Should we restrict stage name to certain characters? Maybe [a-z][A-Z][0-9]{hyphen, underscore}.
YAML keys can contain any thing, even spaces.
Allowing every kind of characters might create strange errors (which we might be unaware of).
If we disallow, what characters should we disallow?
The stricter - the better. We can always ease up on it.
Hey DVC team, not sure if this is the best place to do this, but as a DVC user I'd like to cast a vote for including periods as allowed characters. They are allowed in filenames in all modern OS that would run DVC, and while aren't the most common punctuation in file systems, are widely used.
I bring this up because I'm converting from 0.94 to 1.0+ and I commonly use periods in the names of .dvc files, which are now becoming stage names. Manually adding them to a dvc.yaml works, as does dvc repro, but dvc run complains.
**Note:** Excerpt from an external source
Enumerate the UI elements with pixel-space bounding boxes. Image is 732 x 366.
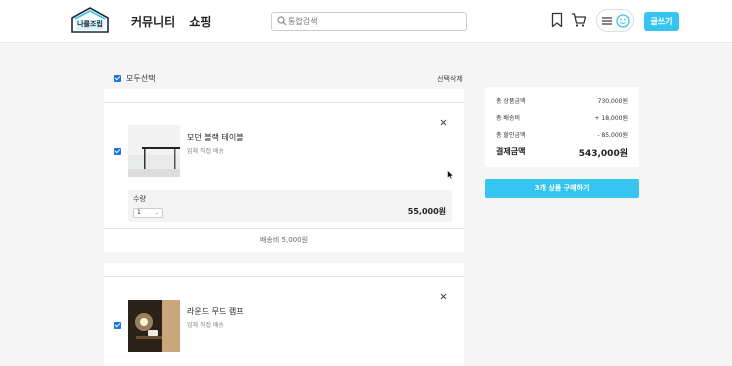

The only compromise I can see (without being familiar with DVC implementation) is that periods are used in REGEX, but I generally never run into issues. Like I said dvc repro works fine with periods. Not sure if there are any other downsides though.
If you agree, I could potentially get my hands dirty and send a pull request. If one user's vote isn't enough, maybe in time others will chime in here as well.
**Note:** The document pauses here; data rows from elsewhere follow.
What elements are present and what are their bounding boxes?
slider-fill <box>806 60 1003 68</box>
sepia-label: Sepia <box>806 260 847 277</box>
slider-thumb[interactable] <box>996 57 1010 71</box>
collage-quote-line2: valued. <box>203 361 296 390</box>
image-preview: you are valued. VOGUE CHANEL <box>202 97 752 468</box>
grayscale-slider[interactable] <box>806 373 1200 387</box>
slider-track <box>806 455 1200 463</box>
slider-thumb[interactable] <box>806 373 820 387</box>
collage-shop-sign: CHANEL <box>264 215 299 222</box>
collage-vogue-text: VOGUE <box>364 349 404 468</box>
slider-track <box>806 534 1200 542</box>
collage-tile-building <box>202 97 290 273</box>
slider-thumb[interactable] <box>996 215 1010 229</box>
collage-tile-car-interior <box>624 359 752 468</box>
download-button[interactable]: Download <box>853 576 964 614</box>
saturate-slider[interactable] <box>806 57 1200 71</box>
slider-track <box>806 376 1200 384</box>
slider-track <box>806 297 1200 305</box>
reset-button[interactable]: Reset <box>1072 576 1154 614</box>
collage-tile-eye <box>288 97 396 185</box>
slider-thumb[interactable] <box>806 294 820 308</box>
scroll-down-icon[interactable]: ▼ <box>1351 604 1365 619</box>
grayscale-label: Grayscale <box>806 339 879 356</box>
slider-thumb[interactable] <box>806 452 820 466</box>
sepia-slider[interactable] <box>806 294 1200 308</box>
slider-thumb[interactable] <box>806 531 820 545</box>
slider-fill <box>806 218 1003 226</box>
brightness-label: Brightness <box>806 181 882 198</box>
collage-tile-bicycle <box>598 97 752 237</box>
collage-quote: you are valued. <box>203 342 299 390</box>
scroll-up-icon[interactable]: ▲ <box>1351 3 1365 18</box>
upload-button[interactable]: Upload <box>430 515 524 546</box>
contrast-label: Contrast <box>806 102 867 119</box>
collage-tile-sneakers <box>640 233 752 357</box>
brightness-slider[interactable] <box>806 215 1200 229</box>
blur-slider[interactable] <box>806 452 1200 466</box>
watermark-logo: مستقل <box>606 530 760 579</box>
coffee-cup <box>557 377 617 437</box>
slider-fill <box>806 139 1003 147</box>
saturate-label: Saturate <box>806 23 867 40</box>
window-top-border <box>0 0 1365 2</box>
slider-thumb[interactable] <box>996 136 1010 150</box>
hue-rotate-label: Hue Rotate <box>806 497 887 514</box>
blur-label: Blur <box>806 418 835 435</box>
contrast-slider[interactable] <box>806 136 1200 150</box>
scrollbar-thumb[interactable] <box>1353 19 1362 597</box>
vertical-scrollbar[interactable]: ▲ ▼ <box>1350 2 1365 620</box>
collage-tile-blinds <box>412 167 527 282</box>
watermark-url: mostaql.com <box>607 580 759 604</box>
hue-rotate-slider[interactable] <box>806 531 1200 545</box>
@skshetry what do you think? ^
Manually adding them to a dvc.yaml works, as does dvc repro, but dvc run complains
@michael-ford, yes, you are right that we only complain on dvc run. It's unlikely that we are going to start enforcing them.
You just have to add "." (period) if you want to in the following line, but I'll suggest you slugify them instead if you are migrating.
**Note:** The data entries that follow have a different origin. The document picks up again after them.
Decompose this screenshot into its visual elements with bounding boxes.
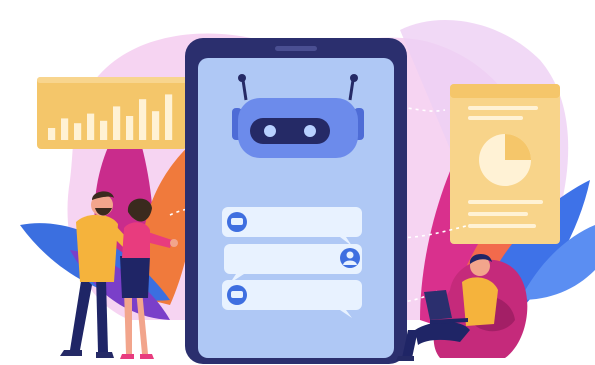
chart-card-background bbox=[37, 77, 187, 149]
document-line bbox=[468, 200, 543, 204]
chart-bar bbox=[100, 120, 108, 140]
chart-bar bbox=[126, 116, 134, 140]
document-card bbox=[450, 84, 560, 244]
chatbot-illustration bbox=[20, 20, 595, 364]
chart-bar bbox=[165, 94, 173, 140]
robot-eye bbox=[304, 125, 316, 137]
chart-card-highlight bbox=[37, 77, 187, 83]
woman-skirt bbox=[120, 256, 150, 298]
man-leg bbox=[70, 275, 92, 350]
robot-antenna-tip bbox=[238, 74, 246, 82]
seated-man-shoe bbox=[396, 356, 414, 361]
chart-bar bbox=[139, 99, 147, 140]
man-shoe bbox=[60, 350, 82, 356]
chart-bar bbox=[113, 106, 121, 140]
woman-shoe bbox=[140, 354, 154, 359]
chat-icon-glyph bbox=[231, 218, 243, 225]
document-line bbox=[468, 224, 536, 228]
document-line bbox=[468, 116, 523, 120]
bar-chart-card bbox=[37, 77, 187, 149]
chart-bar bbox=[48, 128, 56, 140]
robot-antenna-tip bbox=[350, 74, 358, 82]
woman-hand bbox=[170, 239, 178, 247]
chart-bar bbox=[152, 111, 160, 140]
document-line bbox=[468, 212, 528, 216]
tablet-device bbox=[185, 38, 407, 364]
chat-icon-glyph bbox=[231, 291, 243, 298]
woman-top bbox=[122, 222, 150, 258]
man-shoe bbox=[96, 352, 114, 358]
tablet-speaker bbox=[275, 46, 317, 51]
document-line bbox=[468, 106, 538, 110]
woman-shoe bbox=[120, 354, 134, 359]
chart-bar bbox=[61, 118, 69, 140]
robot-visor bbox=[250, 118, 330, 144]
user-icon-head bbox=[346, 251, 354, 259]
chart-bar bbox=[87, 113, 95, 140]
document-card-shade bbox=[450, 84, 560, 98]
man-shirt bbox=[76, 214, 118, 282]
chart-bar bbox=[74, 123, 82, 140]
robot-eye bbox=[264, 125, 276, 137]
woman-leg bbox=[124, 290, 132, 354]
https://github.com/iterative/dvc/blob/bc5611968f44979016bf87904e0abc2d35a046c2/dvc/stage/__init__.py#L33
We are working on new features that will affect the dvc.yaml and we'll be relaxing some of the restrictions and/or enforcing them if we use these characters for some _features_. However, the period on dvc run won't be affected, and should be safe to use as-is, irrespective of the change on INVALID_STAGENAME_CHARS.
@skshetry Should we reopen/create new issue?
@skshetry thanks for the reply. From what I understand:
dvc run) will continue to work in the near-future updates@michael-ford, I am a bit conflicted about it, and unsure about what stage name even means or _should_ mean. We disallowed stage name to not contain periods because most of the files for the DVC tracked dependencies and outputs will have one and might conflict during some operations (eg: push/pull/fetch/checkout; there's already a conflict if the files don't have any extensions).
Therefore, we decided to not support creating it but didn't go one step further to enforce it as that might mean users are generating themselves and will at least try to separate the stage name and name of the outputs. Another reason to not enforce is that it might be annoying to see an error during checkouts, for example. So, it will continue working in the future.
I can see it being useful with autocompletion, but we are moving away from stage name to the outputs name for most of the commands (repro does not _yet_) for the same reasons.
Another reason, that is already mentioned, we are working on the next updates with _dvc.yaml_ that might change things here and might add some clarifications to it. So, I am a bit hesitant to support to change it yet.
Saying that we are open to relax the restriction, for which we'd love to hear what the pros/cons of this rule for you are, how will you ensure they don't conflict, and what DVC can do to prevent those conflicts. That'd help us make a better decision around this. :slightly_smiling_face:
@skshetry Should we reopen/create new issue?
Reopening for further discussions.
Closing due to inactivity. @michael-ford, please feel free to reopen anytime.